Written by William Nicholson, Breathe is the remarkable, and moving true story of producer Jonathan Cavendish’s parents Robin (Andrew Garfield) and Diana (Claire Foy) who together battled Robin’s polio, raised their son, and helped bring about a pioneering change in the treatment and care of people afflicted with the disease.
A period piece, both in its 1950s setting, and in the rich caramel hues of its cinematography (Robert Richardson), it opens with old fashioned titles, quaint music, and a picturesque village green of ye olde England: men in white playing cricket, women under sunshades drinking tea. 28-year-old Robin Cavendish meets Diana Blacker and they fall in love at the drop of a straw boater hat. Soon, Robin and Diana are married, pregnant, and travelling in Kenya, living a comfortable and fun existence alongside his tea export business; whilst romantic and sweet, the Kenya scenes are a bit too picture-perfect, and uncomfortably gloss over British colonialism and the arguably blinkered upper middle class, white privilege of the Cavendish’s lives.
However, the story doesn’t linger on the idyllic Kenyan planes for long, because the Cavendish’s travels are brought to a sudden halt when Robin contracts polio and becomes paralysed from the neck down. What seemed like a romantic comedy quickly turns into a bleak narrative, and Robin is tethered to a breathing machine, which is the only thing keeping him alive. He wants to die though, and only with Diana’s persistence and dedication, does he regain his drive for life. Though he was only given a year to live, Robin went on to survive several more decades, escaping the confines of hospitals and living out his years both at home and abroad, amongst friends and family.
It’s a life-affirming story, and all the more moving knowing it’s based on real-life events. Whilst occasionally sickly sweet, the jovial nature of the film is clearly down to the relationship and bond between Robin and Diana, whose humour in dealing with the agonies and triumphs of their situation is remarkable. Diana lives for the moment, forever optimistic, and with admirable resolve. Even with the burden she carries – not just the emotional impact, but the constant care and attention she must provide Robin with, to enable his survival – she continues with positive determination, and Foy’s careful and thoughtful performance hints at a pool of warmth beneath, and plenty of outward love and affection. Robin clearly sees humour in tragedy and his spirited nature infects all those around him with hope and happiness. Portrayed beautifully by Garfield, who spends the majority of the film only moving his lips and eyebrows, it’s an impressive and emotional performance, and shows just how skilled Garfield is as an actor.

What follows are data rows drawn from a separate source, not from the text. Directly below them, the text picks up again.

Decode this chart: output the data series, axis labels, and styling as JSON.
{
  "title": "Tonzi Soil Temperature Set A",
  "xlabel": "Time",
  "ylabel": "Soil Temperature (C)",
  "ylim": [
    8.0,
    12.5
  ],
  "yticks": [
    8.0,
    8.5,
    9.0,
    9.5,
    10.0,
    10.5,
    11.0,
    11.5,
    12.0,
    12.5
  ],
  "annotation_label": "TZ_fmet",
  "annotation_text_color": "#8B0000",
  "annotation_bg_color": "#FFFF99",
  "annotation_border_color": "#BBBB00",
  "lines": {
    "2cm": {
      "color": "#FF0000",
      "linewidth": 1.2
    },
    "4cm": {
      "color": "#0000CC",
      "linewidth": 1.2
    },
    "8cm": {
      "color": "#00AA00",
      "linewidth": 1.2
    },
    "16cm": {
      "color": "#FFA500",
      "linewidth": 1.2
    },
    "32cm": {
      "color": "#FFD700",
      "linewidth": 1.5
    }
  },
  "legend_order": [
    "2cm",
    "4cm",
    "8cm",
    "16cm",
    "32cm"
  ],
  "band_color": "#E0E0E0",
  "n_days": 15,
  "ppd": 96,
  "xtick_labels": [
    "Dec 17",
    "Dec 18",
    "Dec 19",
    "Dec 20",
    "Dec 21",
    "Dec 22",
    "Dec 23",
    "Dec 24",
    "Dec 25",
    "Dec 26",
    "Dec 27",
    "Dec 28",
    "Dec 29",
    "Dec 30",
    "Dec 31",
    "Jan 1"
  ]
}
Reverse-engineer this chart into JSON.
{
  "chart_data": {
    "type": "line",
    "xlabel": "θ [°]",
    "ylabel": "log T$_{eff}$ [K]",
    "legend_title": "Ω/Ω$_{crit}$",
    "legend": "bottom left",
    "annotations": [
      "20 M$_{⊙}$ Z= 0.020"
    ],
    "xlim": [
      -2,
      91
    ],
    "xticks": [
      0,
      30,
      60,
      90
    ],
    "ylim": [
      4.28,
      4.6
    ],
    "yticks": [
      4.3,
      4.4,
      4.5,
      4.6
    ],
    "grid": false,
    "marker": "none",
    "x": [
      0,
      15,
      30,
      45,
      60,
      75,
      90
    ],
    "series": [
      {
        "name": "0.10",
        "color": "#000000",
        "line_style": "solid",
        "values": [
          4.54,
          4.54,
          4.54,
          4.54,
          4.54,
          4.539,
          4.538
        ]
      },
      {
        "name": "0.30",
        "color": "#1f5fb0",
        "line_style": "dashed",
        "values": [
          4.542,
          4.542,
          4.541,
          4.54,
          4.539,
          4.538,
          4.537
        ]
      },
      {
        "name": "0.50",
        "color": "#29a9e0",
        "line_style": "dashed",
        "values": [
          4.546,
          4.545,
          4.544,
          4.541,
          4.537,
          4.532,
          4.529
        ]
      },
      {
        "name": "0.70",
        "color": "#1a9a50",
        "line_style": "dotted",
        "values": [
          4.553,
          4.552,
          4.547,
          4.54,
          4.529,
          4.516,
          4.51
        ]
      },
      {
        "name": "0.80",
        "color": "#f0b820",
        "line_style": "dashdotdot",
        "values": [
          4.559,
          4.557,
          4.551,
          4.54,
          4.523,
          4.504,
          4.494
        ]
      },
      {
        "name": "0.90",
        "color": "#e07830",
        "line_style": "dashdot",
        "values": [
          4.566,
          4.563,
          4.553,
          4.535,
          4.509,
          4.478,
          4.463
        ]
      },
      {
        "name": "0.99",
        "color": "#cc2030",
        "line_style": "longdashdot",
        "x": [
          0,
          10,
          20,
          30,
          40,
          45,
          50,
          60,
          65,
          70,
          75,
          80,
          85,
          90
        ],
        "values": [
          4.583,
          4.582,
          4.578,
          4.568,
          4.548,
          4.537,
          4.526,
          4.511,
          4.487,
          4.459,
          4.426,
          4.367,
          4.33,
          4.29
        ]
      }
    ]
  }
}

Also of note are Diana’s twin brothers Bloggs and David (hilariously played by Tom Hollander), offering up further comedic and slapstick aspects to the film, and inventor Teddy Hall (Hugh Bonneville), who collaborates with Robin to construct a mobile wheelchair respirator, which allows Robin, and others stuck with ‘iron lungs’, to be liberated from the incarceration of hospital rooms. It’s this legacy which is the most impressive: through Robin and Teddy’s work, they were able to fundamentally change the lives of many disabled people and polio sufferers. Robin was instrumental in organising the first records of the number of ‘responauts’ in Britain and helping to develop numerous devices to provide independence to paralysed people.

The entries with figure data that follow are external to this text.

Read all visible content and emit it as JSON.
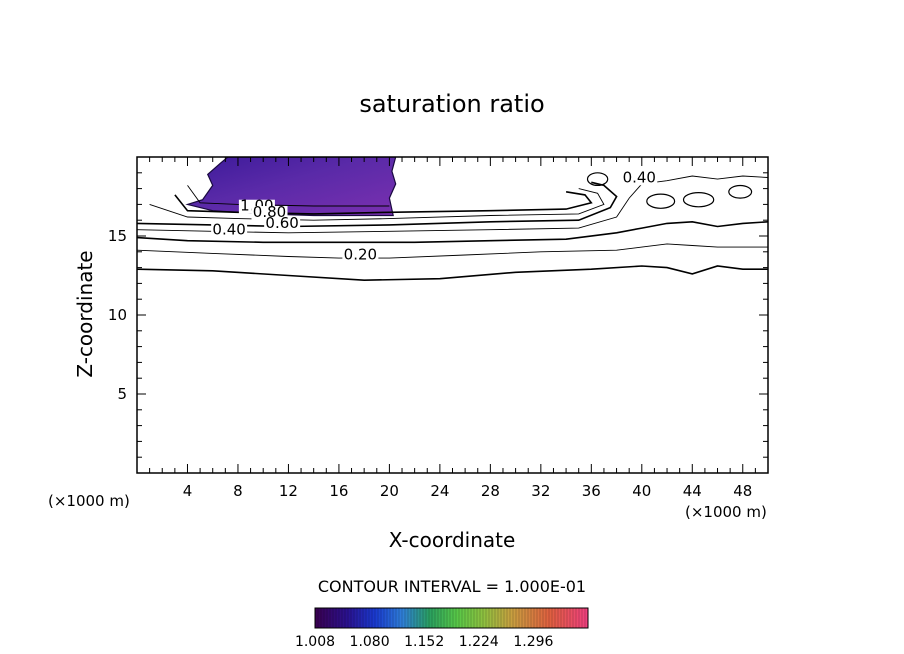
{
  "chart_data": {
    "type": "contour",
    "title": "saturation ratio",
    "xlabel": "X-coordinate",
    "ylabel": "Z-coordinate",
    "x_unit": "(×1000 m)",
    "z_unit": "(×1000 m)",
    "xlim": [
      0,
      50
    ],
    "ylim": [
      0,
      20
    ],
    "x_ticks": [
      4,
      8,
      12,
      16,
      20,
      24,
      28,
      32,
      36,
      40,
      44,
      48
    ],
    "y_ticks": [
      5,
      10,
      15
    ],
    "contour_interval_text": "CONTOUR INTERVAL = 1.000E-01",
    "contour_labels": [
      {
        "text": "0.40",
        "x": 39.8,
        "z": 18.4
      },
      {
        "text": "1.00",
        "x": 9.5,
        "z": 16.6
      },
      {
        "text": "0.80",
        "x": 10.5,
        "z": 16.2
      },
      {
        "text": "0.60",
        "x": 11.5,
        "z": 15.5
      },
      {
        "text": "0.40",
        "x": 7.3,
        "z": 15.1
      },
      {
        "text": "0.20",
        "x": 17.7,
        "z": 13.5
      }
    ],
    "contours": [
      {
        "level": 0.2,
        "points": [
          [
            0,
            12.9
          ],
          [
            6,
            12.8
          ],
          [
            12,
            12.5
          ],
          [
            18,
            12.2
          ],
          [
            24,
            12.3
          ],
          [
            30,
            12.7
          ],
          [
            36,
            12.9
          ],
          [
            40,
            13.1
          ],
          [
            42,
            13.0
          ],
          [
            44,
            12.6
          ],
          [
            46,
            13.1
          ],
          [
            48,
            12.9
          ],
          [
            50,
            12.9
          ]
        ]
      },
      {
        "level": 0.3,
        "points": [
          [
            0,
            14.1
          ],
          [
            6,
            13.9
          ],
          [
            12,
            13.7
          ],
          [
            16,
            13.6
          ],
          [
            18,
            13.6
          ],
          [
            20,
            13.6
          ],
          [
            26,
            13.8
          ],
          [
            32,
            14.0
          ],
          [
            38,
            14.1
          ],
          [
            40,
            14.3
          ],
          [
            42,
            14.5
          ],
          [
            44,
            14.4
          ],
          [
            46,
            14.3
          ],
          [
            50,
            14.3
          ]
        ]
      },
      {
        "level": 0.4,
        "points": [
          [
            0,
            14.9
          ],
          [
            4,
            14.7
          ],
          [
            10,
            14.6
          ],
          [
            16,
            14.6
          ],
          [
            22,
            14.6
          ],
          [
            28,
            14.7
          ],
          [
            34,
            14.8
          ],
          [
            38,
            15.2
          ],
          [
            40,
            15.5
          ],
          [
            42,
            15.8
          ],
          [
            44,
            15.9
          ],
          [
            46,
            15.6
          ],
          [
            48,
            15.8
          ],
          [
            50,
            15.9
          ]
        ]
      },
      {
        "level": 0.5,
        "points": [
          [
            0,
            15.4
          ],
          [
            6,
            15.3
          ],
          [
            12,
            15.2
          ],
          [
            20,
            15.3
          ],
          [
            28,
            15.4
          ],
          [
            35,
            15.5
          ],
          [
            38,
            16.2
          ],
          [
            39,
            17.4
          ],
          [
            40,
            18.3
          ],
          [
            42,
            18.5
          ],
          [
            44,
            18.8
          ],
          [
            46,
            18.6
          ],
          [
            48,
            18.8
          ],
          [
            50,
            18.7
          ]
        ]
      },
      {
        "level": 0.6,
        "points": [
          [
            0,
            15.8
          ],
          [
            6,
            15.7
          ],
          [
            12,
            15.6
          ],
          [
            20,
            15.7
          ],
          [
            28,
            15.9
          ],
          [
            35,
            16.0
          ],
          [
            37.5,
            16.8
          ],
          [
            38,
            17.5
          ],
          [
            37,
            18.2
          ],
          [
            36,
            18.4
          ]
        ]
      },
      {
        "level": 0.7,
        "points": [
          [
            1,
            17.0
          ],
          [
            4,
            16.2
          ],
          [
            8,
            16.1
          ],
          [
            14,
            16.0
          ],
          [
            20,
            16.1
          ],
          [
            28,
            16.3
          ],
          [
            35,
            16.4
          ],
          [
            37,
            17.0
          ],
          [
            36.5,
            17.7
          ],
          [
            35,
            18.0
          ]
        ]
      },
      {
        "level": 0.8,
        "points": [
          [
            3,
            17.6
          ],
          [
            4,
            16.6
          ],
          [
            8,
            16.5
          ],
          [
            14,
            16.4
          ],
          [
            20,
            16.5
          ],
          [
            28,
            16.6
          ],
          [
            34,
            16.7
          ],
          [
            36,
            17.1
          ],
          [
            35.5,
            17.6
          ],
          [
            34,
            17.8
          ]
        ]
      },
      {
        "level": 0.9,
        "points": [
          [
            4,
            18.2
          ],
          [
            5,
            17.1
          ],
          [
            8,
            17.0
          ],
          [
            14,
            16.9
          ],
          [
            20,
            16.9
          ]
        ]
      }
    ],
    "shading": {
      "variable": "saturation ratio",
      "region_x": [
        4,
        20.5
      ],
      "region_z": [
        16.3,
        20
      ],
      "colorbar_ticks": [
        1.008,
        1.08,
        1.152,
        1.224,
        1.296
      ],
      "colorbar_tick_labels": [
        "1.008",
        "1.080",
        "1.152",
        "1.224",
        "1.296"
      ],
      "colorbar_range": [
        1.008,
        1.368
      ],
      "colorbar_colors": [
        "#3a0050",
        "#2a1290",
        "#1a3ad0",
        "#2f7fd8",
        "#2aa060",
        "#58c848",
        "#90c040",
        "#c8a040",
        "#e06040",
        "#f04080"
      ]
    },
    "grid": false,
    "legend": "colorbar-bottom"
  }
}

Whilst Breathe doesn’t focus on the darkness of Robin’s experience, or look deeper into what must have been extremely challenging emotional circumstances for him and Diana and their son Jonathan, it’s a heartwarming celebration of not just his life, but the impact of his fight for other disabled people’s inclusion, and is worth seeing both for Garfield’s and Foy’s impressive performances as well as Serkis’ delicate and tender direction.